Kit throws garbage for a living. Everything is disposable to him. He is disposable. Society cannot hold him because he's completely divorced from it. But he looks like James Dean. And he wants to live forever. He's got this restless energy that can't go anywhere and isn't held back by anything. Hollywood + Poverty + Will-To-Power = HERE BE MONSTERS.

Holly is a gawky school girl, no friends to speak of, completely under the thumb of her father. But Kit looks like Martin Sheen looking like James Dean. And Kit is into her! Isn't that how young love goes? The pretty boy from the wrong side of town? Romeo and Juliet? Bonnie and Clyde? No matter how surreal and horrible the reality gets, Holly clings on to those epic romantic myths. She'll faithfully follow Kit to the end, because he needs her. Isn't that what love is about?

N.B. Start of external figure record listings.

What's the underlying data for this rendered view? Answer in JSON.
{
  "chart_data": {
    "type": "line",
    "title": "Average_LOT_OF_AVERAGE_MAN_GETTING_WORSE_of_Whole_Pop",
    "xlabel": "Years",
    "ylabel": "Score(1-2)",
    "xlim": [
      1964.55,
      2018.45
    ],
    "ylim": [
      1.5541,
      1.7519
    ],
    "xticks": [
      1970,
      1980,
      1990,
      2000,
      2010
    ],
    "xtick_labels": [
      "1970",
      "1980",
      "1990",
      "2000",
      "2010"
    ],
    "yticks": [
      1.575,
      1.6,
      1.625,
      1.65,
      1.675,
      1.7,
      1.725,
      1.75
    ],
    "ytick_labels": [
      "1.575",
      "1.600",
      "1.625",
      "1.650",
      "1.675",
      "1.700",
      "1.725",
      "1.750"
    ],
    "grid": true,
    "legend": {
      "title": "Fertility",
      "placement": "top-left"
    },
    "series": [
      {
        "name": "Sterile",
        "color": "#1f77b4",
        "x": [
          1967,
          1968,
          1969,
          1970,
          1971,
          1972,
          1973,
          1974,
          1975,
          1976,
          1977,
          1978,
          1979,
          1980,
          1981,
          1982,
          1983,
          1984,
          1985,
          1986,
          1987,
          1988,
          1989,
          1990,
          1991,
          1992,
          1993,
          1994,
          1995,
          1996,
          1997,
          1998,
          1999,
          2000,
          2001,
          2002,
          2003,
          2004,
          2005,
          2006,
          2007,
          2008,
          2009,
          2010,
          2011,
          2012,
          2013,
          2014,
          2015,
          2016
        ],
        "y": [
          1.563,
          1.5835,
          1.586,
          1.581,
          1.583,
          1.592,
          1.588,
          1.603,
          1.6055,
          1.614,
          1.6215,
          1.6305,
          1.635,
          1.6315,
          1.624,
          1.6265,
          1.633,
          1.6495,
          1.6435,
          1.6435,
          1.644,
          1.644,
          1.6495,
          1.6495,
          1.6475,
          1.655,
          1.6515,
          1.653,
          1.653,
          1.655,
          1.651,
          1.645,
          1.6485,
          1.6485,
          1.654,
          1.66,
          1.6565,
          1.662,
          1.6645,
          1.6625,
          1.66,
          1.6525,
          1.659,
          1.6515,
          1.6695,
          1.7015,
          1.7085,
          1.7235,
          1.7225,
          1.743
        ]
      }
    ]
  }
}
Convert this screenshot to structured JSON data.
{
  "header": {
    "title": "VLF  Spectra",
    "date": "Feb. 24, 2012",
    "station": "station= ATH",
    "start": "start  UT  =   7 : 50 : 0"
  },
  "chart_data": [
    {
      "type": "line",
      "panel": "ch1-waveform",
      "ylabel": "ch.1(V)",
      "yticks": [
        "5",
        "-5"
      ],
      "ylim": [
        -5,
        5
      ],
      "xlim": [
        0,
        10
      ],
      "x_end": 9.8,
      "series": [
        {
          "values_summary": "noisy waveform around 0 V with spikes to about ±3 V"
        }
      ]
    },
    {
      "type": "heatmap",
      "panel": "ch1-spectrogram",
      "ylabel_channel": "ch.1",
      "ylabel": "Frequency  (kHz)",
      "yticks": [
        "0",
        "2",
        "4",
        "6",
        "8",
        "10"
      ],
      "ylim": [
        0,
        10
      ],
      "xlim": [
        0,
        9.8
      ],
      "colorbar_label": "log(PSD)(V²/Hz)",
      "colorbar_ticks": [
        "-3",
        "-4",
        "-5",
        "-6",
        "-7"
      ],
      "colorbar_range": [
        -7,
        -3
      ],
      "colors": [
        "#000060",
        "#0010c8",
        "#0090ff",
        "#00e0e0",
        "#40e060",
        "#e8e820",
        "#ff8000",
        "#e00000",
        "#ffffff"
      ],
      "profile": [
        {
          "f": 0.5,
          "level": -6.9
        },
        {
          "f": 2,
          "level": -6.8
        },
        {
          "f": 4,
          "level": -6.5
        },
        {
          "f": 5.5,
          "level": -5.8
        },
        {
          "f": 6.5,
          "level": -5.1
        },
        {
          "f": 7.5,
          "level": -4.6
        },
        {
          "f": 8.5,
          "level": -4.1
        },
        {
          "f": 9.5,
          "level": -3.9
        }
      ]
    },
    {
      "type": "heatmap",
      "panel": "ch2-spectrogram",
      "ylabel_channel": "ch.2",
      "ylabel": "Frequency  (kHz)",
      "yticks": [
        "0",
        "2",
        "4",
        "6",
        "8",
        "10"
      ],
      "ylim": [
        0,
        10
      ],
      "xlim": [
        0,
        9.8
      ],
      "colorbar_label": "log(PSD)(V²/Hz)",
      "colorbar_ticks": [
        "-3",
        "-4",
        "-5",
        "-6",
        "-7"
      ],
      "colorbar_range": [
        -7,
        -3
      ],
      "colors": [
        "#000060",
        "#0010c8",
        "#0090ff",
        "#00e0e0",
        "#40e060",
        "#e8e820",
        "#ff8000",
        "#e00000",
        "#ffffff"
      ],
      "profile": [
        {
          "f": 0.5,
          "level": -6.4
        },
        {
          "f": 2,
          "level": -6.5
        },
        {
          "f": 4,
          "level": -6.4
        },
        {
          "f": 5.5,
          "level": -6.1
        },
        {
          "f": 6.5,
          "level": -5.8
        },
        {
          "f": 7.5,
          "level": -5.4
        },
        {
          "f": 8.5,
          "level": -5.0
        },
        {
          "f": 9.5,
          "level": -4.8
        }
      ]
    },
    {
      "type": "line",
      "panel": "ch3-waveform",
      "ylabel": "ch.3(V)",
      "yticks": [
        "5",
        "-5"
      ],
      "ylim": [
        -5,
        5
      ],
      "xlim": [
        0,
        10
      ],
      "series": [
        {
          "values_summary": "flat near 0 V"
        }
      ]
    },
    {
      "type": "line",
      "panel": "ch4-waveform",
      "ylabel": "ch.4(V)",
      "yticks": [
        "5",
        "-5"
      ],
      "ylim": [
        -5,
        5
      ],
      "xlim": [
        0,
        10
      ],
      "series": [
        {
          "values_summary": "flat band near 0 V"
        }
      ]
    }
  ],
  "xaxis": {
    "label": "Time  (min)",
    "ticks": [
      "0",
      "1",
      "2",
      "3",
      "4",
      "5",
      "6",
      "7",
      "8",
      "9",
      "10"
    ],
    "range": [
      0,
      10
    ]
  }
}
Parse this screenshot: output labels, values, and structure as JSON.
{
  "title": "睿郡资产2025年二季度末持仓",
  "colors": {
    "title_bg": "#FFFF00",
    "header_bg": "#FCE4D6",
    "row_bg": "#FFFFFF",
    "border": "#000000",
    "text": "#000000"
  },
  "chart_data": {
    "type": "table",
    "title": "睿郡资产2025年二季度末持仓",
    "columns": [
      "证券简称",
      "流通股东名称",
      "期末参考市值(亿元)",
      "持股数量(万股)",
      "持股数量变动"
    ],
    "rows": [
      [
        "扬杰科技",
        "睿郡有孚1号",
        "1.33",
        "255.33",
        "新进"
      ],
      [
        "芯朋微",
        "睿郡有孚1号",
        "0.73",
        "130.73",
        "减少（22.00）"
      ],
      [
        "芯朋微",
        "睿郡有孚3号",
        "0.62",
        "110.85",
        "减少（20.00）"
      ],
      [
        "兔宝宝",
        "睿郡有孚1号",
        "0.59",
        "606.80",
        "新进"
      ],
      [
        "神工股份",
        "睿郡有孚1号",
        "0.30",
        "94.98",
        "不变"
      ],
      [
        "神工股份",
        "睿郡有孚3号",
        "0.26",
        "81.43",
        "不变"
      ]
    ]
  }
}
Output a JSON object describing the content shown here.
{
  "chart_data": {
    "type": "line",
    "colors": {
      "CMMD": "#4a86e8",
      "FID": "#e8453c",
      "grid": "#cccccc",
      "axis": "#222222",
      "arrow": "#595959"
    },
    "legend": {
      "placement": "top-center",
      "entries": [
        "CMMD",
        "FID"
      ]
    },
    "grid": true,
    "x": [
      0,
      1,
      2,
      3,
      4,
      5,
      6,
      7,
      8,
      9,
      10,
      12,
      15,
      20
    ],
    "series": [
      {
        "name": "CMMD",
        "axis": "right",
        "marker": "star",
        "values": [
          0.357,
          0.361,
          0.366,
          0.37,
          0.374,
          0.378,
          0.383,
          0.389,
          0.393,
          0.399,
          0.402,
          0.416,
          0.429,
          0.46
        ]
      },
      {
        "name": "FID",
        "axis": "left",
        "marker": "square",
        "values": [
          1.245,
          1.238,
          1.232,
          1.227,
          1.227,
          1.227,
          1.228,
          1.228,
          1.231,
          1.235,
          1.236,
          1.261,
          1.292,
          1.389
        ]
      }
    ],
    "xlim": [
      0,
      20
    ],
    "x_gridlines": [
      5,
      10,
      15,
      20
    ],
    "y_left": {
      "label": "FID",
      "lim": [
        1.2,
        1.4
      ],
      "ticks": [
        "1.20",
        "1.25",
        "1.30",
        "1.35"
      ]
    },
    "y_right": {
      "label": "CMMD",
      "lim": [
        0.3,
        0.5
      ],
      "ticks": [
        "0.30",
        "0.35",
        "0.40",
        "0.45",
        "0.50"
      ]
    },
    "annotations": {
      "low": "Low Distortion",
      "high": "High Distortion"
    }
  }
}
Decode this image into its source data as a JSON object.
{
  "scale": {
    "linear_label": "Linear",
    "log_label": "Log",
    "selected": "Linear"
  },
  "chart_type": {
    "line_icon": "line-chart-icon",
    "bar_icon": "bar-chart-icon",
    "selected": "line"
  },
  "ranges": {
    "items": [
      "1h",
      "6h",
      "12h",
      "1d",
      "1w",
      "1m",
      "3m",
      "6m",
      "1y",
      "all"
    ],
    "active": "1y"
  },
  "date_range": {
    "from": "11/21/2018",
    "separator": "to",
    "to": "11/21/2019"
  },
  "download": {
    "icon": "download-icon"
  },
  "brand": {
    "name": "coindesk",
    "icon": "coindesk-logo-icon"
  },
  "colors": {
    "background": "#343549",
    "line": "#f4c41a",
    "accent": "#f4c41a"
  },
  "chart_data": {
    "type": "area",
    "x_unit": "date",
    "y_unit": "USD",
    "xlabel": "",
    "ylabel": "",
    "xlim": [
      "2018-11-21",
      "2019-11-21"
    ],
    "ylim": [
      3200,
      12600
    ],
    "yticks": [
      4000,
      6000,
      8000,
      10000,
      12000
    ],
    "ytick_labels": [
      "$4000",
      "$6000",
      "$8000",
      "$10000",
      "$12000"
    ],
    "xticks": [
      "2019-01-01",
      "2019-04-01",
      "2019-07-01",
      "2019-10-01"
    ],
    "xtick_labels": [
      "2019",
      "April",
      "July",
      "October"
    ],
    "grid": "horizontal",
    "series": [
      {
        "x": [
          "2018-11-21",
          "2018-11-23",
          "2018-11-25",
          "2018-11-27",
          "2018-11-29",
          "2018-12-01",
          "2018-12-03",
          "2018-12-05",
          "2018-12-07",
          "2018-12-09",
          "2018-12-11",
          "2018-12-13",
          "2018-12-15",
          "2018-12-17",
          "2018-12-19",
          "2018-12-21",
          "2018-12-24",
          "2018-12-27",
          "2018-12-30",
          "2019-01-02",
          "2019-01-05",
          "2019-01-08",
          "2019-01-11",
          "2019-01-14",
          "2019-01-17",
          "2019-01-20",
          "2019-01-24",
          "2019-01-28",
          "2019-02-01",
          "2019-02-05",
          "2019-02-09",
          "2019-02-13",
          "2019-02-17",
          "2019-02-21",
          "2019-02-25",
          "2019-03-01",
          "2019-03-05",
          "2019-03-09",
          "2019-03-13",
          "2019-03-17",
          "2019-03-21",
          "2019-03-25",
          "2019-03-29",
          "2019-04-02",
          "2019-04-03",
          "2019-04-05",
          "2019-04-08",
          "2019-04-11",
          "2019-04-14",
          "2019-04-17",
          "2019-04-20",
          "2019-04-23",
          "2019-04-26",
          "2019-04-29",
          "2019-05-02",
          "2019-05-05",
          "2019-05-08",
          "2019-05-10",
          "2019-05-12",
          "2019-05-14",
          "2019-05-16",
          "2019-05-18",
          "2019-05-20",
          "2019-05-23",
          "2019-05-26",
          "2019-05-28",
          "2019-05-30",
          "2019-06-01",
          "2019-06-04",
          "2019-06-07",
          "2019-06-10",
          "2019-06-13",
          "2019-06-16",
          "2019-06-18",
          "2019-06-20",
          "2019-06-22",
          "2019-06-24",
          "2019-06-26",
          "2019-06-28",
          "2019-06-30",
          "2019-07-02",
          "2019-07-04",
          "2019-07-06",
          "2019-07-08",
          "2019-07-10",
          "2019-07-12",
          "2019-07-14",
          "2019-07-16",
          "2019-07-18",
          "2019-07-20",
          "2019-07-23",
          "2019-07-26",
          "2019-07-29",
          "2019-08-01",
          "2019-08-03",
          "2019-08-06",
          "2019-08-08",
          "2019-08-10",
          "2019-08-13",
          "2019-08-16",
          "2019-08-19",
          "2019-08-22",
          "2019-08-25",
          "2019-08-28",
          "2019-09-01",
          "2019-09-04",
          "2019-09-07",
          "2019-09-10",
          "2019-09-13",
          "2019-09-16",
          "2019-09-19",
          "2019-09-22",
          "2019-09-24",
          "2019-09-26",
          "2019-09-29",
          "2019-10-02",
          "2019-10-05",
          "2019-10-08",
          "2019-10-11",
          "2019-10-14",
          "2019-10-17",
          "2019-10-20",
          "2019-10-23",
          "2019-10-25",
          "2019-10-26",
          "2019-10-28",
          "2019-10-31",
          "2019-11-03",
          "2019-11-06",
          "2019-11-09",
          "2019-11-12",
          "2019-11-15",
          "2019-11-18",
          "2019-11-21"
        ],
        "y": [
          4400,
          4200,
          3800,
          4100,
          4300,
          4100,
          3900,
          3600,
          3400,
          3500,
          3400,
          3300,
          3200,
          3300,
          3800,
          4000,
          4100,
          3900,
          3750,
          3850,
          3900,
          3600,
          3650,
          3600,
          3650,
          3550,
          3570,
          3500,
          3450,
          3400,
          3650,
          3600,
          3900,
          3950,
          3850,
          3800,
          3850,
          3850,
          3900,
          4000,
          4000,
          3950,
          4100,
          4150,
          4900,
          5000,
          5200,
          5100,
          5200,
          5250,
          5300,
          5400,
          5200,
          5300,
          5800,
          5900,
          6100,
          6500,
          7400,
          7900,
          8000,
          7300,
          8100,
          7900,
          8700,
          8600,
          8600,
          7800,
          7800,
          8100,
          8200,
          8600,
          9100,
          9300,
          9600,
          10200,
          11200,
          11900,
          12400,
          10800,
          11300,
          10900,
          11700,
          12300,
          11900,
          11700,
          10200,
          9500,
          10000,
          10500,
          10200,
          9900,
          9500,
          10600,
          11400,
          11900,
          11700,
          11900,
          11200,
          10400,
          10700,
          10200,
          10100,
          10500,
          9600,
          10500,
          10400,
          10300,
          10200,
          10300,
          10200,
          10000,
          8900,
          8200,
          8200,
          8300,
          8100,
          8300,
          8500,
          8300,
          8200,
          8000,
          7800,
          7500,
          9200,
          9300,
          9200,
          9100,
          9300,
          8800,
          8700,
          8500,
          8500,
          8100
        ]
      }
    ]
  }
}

Both characters believe in the myths of themselves. They are kids on an adventure -- Treasure Island with Cadillacs and shotguns. Terrence Malick's innovation is in presenting their killing spree in this cool, detached haze. The events are so extraordinary that neither character really sees them.

And neither does anyone else, in the end. America gets swept up in their story, and the death toll is forgotten. Kit becomes a star, and another variant on the myths America tells itself is added to the canon.